2.  Infrastruktur jaringan internasional untuk mendukung sambungan dan kemampuan pengoperasian bagi pengguna.
3. Informasi online mulai berkembang.
4.    Kerangka akses internet umum telah muncul.

Library is the growing organism. Perpustakaan berkembang  sesuai dengan kondisi budaya masyarakat. Pergeseran dari bentuk perpustakaan konvensional ke arah digital on line merupakan keniscayaan kebutuhan informasi yang terus bergerak cepat.  Dalam sejarah perkembangan perpustakaan di Indonesia, perpustakaan perguruan tinggi merupakan salah satu jenis perpustakaan yang cepat memberikan respon untuk mengimplementasikan hasil perkembangan teknologi informasi.[1]

Jika pada awalnya perpustakaan hanya merupakan institusi atau lembaga yang menyimpan dan menyebarluaskan informasi  dalam bentuk buku atau kertas, maka perkembangan teknologi menjadikan informasi dalam media kertas berubah dalam bentuk data  digital, dan menjadi bagian utama dari Institusional Repository (IR) atau simpanan kelembagaan.

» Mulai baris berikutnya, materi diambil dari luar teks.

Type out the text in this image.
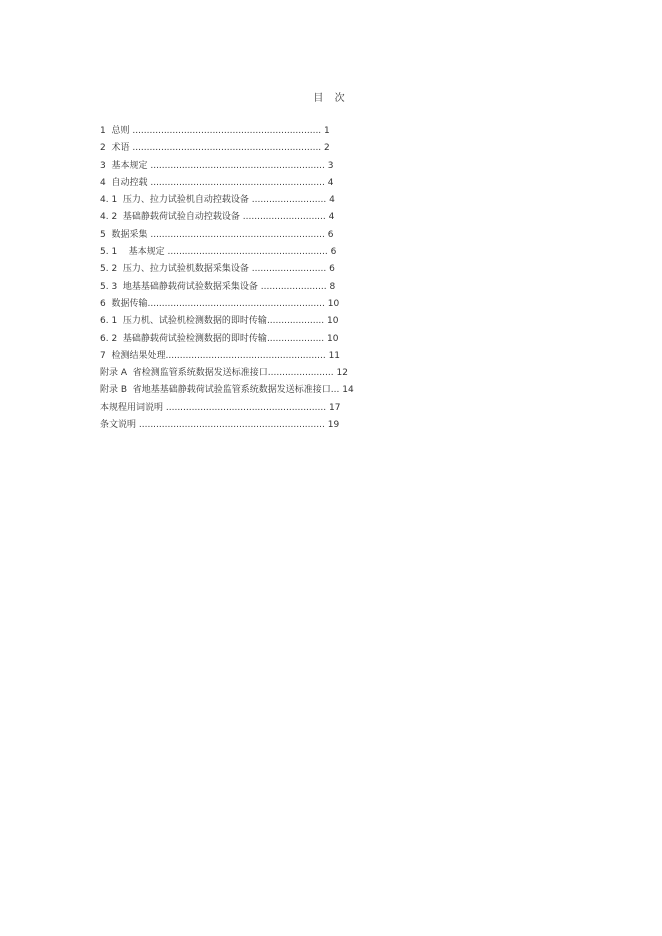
目 次
1 总则 .................................................................. 1
2 术语 .................................................................. 2
3 基本规定 ............................................................. 3
4 自动控载 ............................................................. 4
4. 1 压力、拉力试验机自动控载设备 .......................... 4
4. 2 基础静载荷试验自动控载设备 ............................. 4
5 数据采集 ............................................................. 6
5. 1    基本规定 ........................................................ 6
5. 2 压力、拉力试验机数据采集设备 .......................... 6
5. 3 地基基础静载荷试验数据采集设备 ....................... 8
6 数据传输.............................................................. 10
6. 1 压力机、试验机检测数据的即时传输.................... 10
6. 2 基础静载荷试验检测数据的即时传输.................... 10
7 检测结果处理........................................................ 11
附录 A 省检测监管系统数据发送标准接口....................... 12
附录 B 省地基基础静载荷试验监管系统数据发送标准接口... 14
本规程用词说明 ........................................................ 17
条文说明 ................................................................. 19
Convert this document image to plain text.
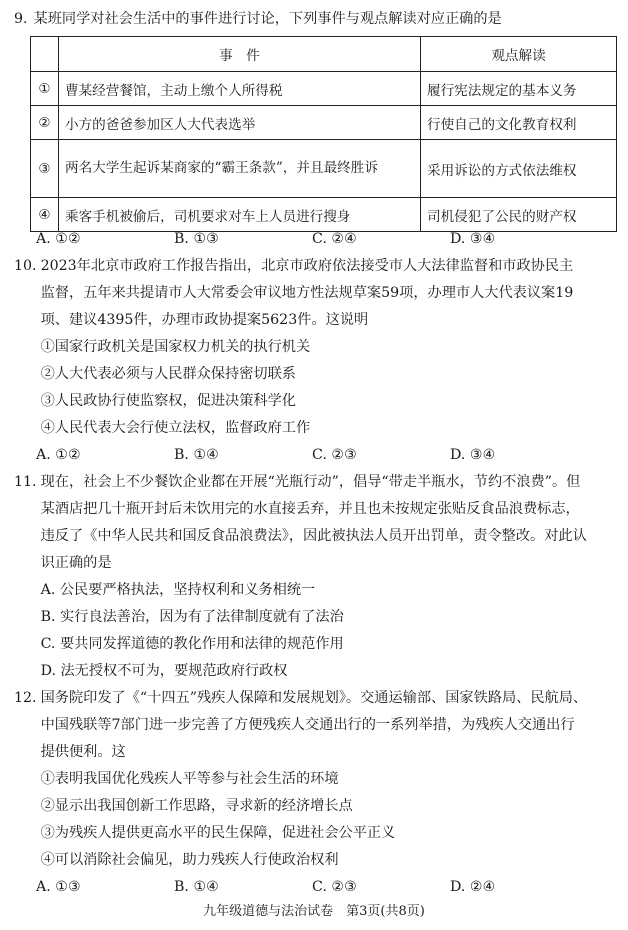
9. 某班同学对社会生活中的事件进行讨论，下列事件与观点解读对应正确的是
	事　件	观点解读
①	曹某经营餐馆，主动上缴个人所得税	履行宪法规定的基本义务
②	小方的爸爸参加区人大代表选举	行使自己的文化教育权利
③	两名大学生起诉某商家的“霸王条款”，并且最终胜诉	采用诉讼的方式依法维权
④	乘客手机被偷后，司机要求对车上人员进行搜身	司机侵犯了公民的财产权
A. ①②	B. ①③	C. ②④	D. ③④
10. 2023年北京市政府工作报告指出，北京市政府依法接受市人大法律监督和市政协民主
监督，五年来共提请市人大常委会审议地方性法规草案59项，办理市人大代表议案19
项、建议4395件，办理市政协提案5623件。这说明
①国家行政机关是国家权力机关的执行机关
②人大代表必须与人民群众保持密切联系
③人民政协行使监察权，促进决策科学化
④人民代表大会行使立法权，监督政府工作
A. ①②	B. ①④	C. ②③	D. ③④
11. 现在，社会上不少餐饮企业都在开展“光瓶行动”，倡导“带走半瓶水，节约不浪费”。但
某酒店把几十瓶开封后未饮用完的水直接丢弃，并且也未按规定张贴反食品浪费标志，
违反了《中华人民共和国反食品浪费法》，因此被执法人员开出罚单，责令整改。对此认
识正确的是
A. 公民要严格执法，坚持权利和义务相统一
B. 实行良法善治，因为有了法律制度就有了法治
C. 要共同发挥道德的教化作用和法律的规范作用
D. 法无授权不可为，要规范政府行政权
12. 国务院印发了《“十四五”残疾人保障和发展规划》。交通运输部、国家铁路局、民航局、
中国残联等7部门进一步完善了方便残疾人交通出行的一系列举措，为残疾人交通出行
提供便利。这
①表明我国优化残疾人平等参与社会生活的环境
②显示出我国创新工作思路，寻求新的经济增长点
③为残疾人提供更高水平的民生保障，促进社会公平正义
④可以消除社会偏见，助力残疾人行使政治权利
A. ①③	B. ①④	C. ②③	D. ②④
九年级道德与法治试卷　第3页(共8页)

Repository  dapat dipahami sebagai gudang, perpustakaan  atau suatu lembaga tempat penyimpanan data, baik data dalam bentuk fisik (kertas, buku, hasil cetakan) maupun dalam bentuk digital, Perkembangannya kemudian mengidentikkan Institusional repository sebagai tempat penyimpanan data dalam bentuk digital pada institusi bernama perpustakaan, yang kemudian biasa disebut perpustakaan digital.

Menurut Gatot Subrata, beberapa keunggulan perpustakaan digital diantaranya adalah sebagai berikut:[2]
1.  long distance service, artinya dengan perpustakaan digital, pengguna bisa menikmati layanan sepuasnya, kapanpun dan dimanapun.
2. akses yang mudah. Akses pepustakaan digital lebih mudah dibanding dengan perpustakaan konvensional, karena pengguna tidak perlu dipusingkan dengan mencari di katalog dalam waktu yang lama.
3. murah (cost efective). Perpustakan digital tidak memerlukan banyak biaya, mendigitalkan koleksi perpustakaan lebih murah dibandingkan dengan membeli buku.
4. mencegah duplikasi dan plagiat. Perpustakaan digital lebih “aman”, sehingga tidak akan mudah untuh diplagiat. Bila penyimpanan koleksi perpustakaan menggunakan format PDF, koleksi perpustakaan hanya bisa dibaca oleh pengguna, tanpa bisa mengeditnya.
5.  publikasi karya secara global. Dengan adanya perpustakaan digital, karya-karya dapat dipublikasikan secara global ke seluruh dunia dengan bantuan internet.

Terkait dengan keunggulan sebagaimana disebutkan di atas bahwa peluang plagiasi dan duplikasi dapat diminimalisir dengan penggunaan tipe fille PDF, hal ini tidak sepenuhnya tepat. Tipe fille dengan format PDF dapat dengan mudah di edit, baik menggunakan software atau aplikasi perubahan PDF ke Mc.Word ataupun mencopy paste secara manual. Dengan adanya kemudahan akses informasi, upaya mendigitalkan dan mempublish suatu karya dengan penyebutan sumber yang jelas akan membentuk kontrol masyarakat terhadap suatu karya cipta.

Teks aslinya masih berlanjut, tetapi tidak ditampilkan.